中東情勢不安を背景としたジェット燃料価格の上昇は、航空業界全体の収益構造に警鐘を鳴らしているのです。
特に注目すべきは、デルタ航空が自社精製所を保有しているにも関わらず、増便抑制を選択した点です。
これは、燃料価格の不安定性が一時的なものではなく、構造的な変化をもたらす可能性があることを示唆しています。
今後、航空会社は収益性の高い路線やプレミアムクラスの需要に注力し、運賃や付帯料金の値上げを進めるでしょう。
また、AIを活用した需要予測や燃料効率の最適化など、コスト削減に向けた投資も加速すると予想されます。
デルタ航空の決断は、航空業界における「成長」の定義を、「規模の拡大」から「収益性の最大化」へとシフトさせる契機となるかもしれません。

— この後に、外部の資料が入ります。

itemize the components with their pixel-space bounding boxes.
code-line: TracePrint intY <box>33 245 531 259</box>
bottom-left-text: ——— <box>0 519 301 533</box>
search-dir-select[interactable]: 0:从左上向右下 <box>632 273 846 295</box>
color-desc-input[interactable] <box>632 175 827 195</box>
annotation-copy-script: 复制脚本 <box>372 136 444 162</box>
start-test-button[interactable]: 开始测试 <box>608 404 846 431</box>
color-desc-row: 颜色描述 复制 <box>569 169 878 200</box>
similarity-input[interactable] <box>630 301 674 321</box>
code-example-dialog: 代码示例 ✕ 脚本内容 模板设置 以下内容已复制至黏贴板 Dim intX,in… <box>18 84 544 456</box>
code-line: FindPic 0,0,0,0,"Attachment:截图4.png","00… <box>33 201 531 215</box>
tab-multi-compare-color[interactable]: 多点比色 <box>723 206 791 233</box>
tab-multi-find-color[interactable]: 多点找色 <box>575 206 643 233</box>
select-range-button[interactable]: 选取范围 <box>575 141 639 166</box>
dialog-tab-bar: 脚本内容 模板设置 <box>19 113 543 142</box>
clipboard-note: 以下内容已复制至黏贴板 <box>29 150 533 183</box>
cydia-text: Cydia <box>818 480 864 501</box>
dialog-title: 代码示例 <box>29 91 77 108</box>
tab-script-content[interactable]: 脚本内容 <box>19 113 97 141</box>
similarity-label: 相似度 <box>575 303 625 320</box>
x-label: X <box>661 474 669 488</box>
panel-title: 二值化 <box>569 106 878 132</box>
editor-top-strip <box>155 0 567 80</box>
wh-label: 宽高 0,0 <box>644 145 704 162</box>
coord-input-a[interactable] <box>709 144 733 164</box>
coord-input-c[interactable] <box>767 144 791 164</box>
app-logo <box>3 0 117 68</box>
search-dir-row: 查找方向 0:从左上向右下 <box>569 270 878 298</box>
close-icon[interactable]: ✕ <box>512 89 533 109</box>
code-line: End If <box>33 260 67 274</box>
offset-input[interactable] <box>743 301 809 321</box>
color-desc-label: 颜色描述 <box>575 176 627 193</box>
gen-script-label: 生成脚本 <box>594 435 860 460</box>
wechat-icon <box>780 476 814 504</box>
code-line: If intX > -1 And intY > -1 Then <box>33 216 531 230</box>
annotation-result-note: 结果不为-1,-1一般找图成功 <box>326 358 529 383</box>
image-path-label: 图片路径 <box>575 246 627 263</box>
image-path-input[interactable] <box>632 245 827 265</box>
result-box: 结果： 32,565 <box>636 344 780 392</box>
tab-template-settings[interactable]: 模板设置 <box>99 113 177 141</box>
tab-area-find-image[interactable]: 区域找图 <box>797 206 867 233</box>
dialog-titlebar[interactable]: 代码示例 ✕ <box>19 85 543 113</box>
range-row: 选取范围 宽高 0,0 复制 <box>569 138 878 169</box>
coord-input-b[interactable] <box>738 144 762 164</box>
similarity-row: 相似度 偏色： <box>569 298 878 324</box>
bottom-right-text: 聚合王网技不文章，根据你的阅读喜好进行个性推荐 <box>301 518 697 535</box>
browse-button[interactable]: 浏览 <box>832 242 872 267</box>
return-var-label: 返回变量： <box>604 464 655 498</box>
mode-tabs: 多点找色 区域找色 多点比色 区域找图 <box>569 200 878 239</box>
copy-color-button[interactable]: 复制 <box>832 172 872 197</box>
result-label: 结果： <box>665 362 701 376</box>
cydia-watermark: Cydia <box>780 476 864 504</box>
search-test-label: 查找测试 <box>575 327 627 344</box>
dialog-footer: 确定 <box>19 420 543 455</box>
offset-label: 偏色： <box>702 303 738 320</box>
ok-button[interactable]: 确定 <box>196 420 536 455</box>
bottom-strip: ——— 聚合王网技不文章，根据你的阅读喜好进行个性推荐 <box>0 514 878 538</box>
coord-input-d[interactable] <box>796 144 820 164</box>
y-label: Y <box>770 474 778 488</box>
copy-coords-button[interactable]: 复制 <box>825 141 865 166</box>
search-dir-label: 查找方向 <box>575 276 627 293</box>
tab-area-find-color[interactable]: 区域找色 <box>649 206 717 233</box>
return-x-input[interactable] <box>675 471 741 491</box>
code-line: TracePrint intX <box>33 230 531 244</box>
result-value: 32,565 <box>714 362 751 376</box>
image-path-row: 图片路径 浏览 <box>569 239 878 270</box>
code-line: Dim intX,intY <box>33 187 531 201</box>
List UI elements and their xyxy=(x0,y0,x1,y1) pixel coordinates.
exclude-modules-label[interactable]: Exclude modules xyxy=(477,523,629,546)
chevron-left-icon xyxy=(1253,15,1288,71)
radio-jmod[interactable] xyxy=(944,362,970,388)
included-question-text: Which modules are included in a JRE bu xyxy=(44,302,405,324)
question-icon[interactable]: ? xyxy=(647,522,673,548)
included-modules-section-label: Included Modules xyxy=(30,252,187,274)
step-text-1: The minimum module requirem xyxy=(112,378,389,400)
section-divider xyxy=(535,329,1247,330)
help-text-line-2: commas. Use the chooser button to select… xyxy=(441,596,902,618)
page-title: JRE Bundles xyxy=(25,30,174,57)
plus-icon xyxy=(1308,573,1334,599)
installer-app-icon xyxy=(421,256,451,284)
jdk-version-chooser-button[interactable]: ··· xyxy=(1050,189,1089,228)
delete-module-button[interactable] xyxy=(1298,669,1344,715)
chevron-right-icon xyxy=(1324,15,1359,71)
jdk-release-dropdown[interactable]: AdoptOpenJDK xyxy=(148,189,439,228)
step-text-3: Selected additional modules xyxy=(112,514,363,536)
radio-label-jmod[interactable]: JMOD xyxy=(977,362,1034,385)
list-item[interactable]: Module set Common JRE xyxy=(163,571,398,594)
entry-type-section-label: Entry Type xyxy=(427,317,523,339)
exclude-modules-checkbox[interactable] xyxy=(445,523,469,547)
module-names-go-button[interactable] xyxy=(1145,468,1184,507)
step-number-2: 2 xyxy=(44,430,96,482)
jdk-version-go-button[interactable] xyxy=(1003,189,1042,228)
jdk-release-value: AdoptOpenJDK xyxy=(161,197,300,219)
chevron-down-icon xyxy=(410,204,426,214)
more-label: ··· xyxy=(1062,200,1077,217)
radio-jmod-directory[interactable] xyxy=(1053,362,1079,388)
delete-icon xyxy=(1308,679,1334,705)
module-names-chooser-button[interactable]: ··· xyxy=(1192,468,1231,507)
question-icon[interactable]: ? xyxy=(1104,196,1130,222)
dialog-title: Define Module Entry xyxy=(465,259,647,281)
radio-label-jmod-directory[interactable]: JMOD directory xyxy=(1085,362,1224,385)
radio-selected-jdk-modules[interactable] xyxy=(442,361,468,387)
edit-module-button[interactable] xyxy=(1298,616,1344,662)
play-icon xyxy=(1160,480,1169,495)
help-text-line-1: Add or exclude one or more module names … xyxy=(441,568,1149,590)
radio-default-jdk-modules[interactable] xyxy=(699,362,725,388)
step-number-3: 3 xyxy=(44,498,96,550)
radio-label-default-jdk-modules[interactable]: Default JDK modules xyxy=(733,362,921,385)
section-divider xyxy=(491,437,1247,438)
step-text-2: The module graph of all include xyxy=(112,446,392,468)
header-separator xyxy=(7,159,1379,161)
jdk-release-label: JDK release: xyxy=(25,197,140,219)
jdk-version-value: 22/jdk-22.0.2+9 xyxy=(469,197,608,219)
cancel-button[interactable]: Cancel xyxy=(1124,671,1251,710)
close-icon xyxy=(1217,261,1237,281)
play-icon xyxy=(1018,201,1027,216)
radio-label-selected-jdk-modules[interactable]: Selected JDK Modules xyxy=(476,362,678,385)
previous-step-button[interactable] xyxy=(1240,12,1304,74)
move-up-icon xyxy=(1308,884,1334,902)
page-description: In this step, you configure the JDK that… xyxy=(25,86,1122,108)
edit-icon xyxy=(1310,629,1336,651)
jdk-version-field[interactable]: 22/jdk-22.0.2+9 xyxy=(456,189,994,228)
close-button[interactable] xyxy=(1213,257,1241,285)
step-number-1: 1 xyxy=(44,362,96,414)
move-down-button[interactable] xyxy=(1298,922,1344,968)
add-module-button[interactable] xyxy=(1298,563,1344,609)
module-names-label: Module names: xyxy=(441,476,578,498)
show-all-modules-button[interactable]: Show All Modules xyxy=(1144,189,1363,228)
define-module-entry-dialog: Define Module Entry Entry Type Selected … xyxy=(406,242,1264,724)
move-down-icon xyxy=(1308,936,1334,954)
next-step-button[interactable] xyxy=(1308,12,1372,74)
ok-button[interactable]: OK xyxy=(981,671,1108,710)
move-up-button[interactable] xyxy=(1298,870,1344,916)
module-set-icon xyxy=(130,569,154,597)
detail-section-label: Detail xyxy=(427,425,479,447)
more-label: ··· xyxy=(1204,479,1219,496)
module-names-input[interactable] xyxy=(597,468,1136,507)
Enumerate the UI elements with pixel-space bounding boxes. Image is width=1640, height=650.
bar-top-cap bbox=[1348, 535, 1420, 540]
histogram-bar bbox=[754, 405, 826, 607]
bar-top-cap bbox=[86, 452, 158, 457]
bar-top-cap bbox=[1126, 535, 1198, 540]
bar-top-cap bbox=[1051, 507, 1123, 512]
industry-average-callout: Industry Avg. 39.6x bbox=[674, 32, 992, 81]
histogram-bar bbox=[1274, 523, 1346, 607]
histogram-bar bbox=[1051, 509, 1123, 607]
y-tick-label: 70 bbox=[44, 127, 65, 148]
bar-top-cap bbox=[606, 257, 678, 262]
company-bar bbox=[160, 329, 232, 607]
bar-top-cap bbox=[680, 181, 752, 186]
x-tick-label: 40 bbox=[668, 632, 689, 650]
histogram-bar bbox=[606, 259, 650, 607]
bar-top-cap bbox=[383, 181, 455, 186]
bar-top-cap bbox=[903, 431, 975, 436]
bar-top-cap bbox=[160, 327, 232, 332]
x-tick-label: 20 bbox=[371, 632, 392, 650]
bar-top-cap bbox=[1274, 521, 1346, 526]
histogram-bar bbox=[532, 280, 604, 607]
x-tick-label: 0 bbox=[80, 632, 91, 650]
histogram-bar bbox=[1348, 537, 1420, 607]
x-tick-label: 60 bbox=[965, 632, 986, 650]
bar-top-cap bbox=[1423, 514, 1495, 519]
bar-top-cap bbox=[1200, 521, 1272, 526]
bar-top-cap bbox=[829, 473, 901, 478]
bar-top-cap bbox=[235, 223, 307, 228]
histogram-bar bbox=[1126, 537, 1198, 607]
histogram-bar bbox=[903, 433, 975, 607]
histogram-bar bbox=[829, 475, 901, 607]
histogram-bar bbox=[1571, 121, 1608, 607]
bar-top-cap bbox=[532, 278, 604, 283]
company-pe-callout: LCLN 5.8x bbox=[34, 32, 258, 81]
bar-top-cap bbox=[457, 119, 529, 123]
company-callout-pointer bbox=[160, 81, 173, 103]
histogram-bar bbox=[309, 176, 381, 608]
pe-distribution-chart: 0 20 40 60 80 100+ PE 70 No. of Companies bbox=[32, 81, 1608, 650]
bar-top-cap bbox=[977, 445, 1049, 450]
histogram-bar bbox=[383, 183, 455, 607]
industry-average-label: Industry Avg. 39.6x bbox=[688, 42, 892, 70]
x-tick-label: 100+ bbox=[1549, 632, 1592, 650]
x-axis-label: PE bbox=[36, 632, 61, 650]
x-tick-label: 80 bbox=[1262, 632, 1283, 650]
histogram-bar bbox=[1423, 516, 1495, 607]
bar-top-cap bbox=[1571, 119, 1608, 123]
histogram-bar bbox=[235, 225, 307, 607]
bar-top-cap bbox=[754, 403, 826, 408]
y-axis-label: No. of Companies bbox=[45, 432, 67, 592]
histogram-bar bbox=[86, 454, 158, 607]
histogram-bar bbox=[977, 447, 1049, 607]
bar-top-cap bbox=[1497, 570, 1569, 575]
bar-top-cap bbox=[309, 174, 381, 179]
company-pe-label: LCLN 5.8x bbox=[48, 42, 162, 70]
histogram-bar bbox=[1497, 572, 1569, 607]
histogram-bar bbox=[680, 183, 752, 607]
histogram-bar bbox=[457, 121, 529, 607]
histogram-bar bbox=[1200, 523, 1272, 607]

燃料価格の動向と、それに対する航空会社の戦略が、今後の業界の勢力図を大きく左右するでしょう。
※おまけクイズ※
Q. 記事の中で、デルタ航空は第2四半期の調整後1株当たり利益をいくらと予測している?
ここを押して正解を確認
正解:1ドルから1.50ドル
解説:記事の冒頭付近で、デルタ航空の第2四半期の調整後1株当たり利益の予測値が記載されています。
まとめ
デルタ航空が、中東情勢の悪化による燃料価格高騰を受け、増便計画を大幅に縮小すると発表しました。株価は一時11%以上上昇しましたが、燃料費は20億ドル増の見込みです。
しかし、好調な旅行需要、特に上位クラスの利用が続いており、自社精製所を持つデルタ航空ならではの利益も期待できます。
今後の航空運賃の値上げや預け荷物料金の引き上げは避けられないかもしれませんが、デルタ航空はコスト削減や収益性の最大化に注力し、厳しい状況を乗り越えようとしています。旅行を計画されている方は、少しずつ料金が変動する可能性も考慮しておくと良いでしょう。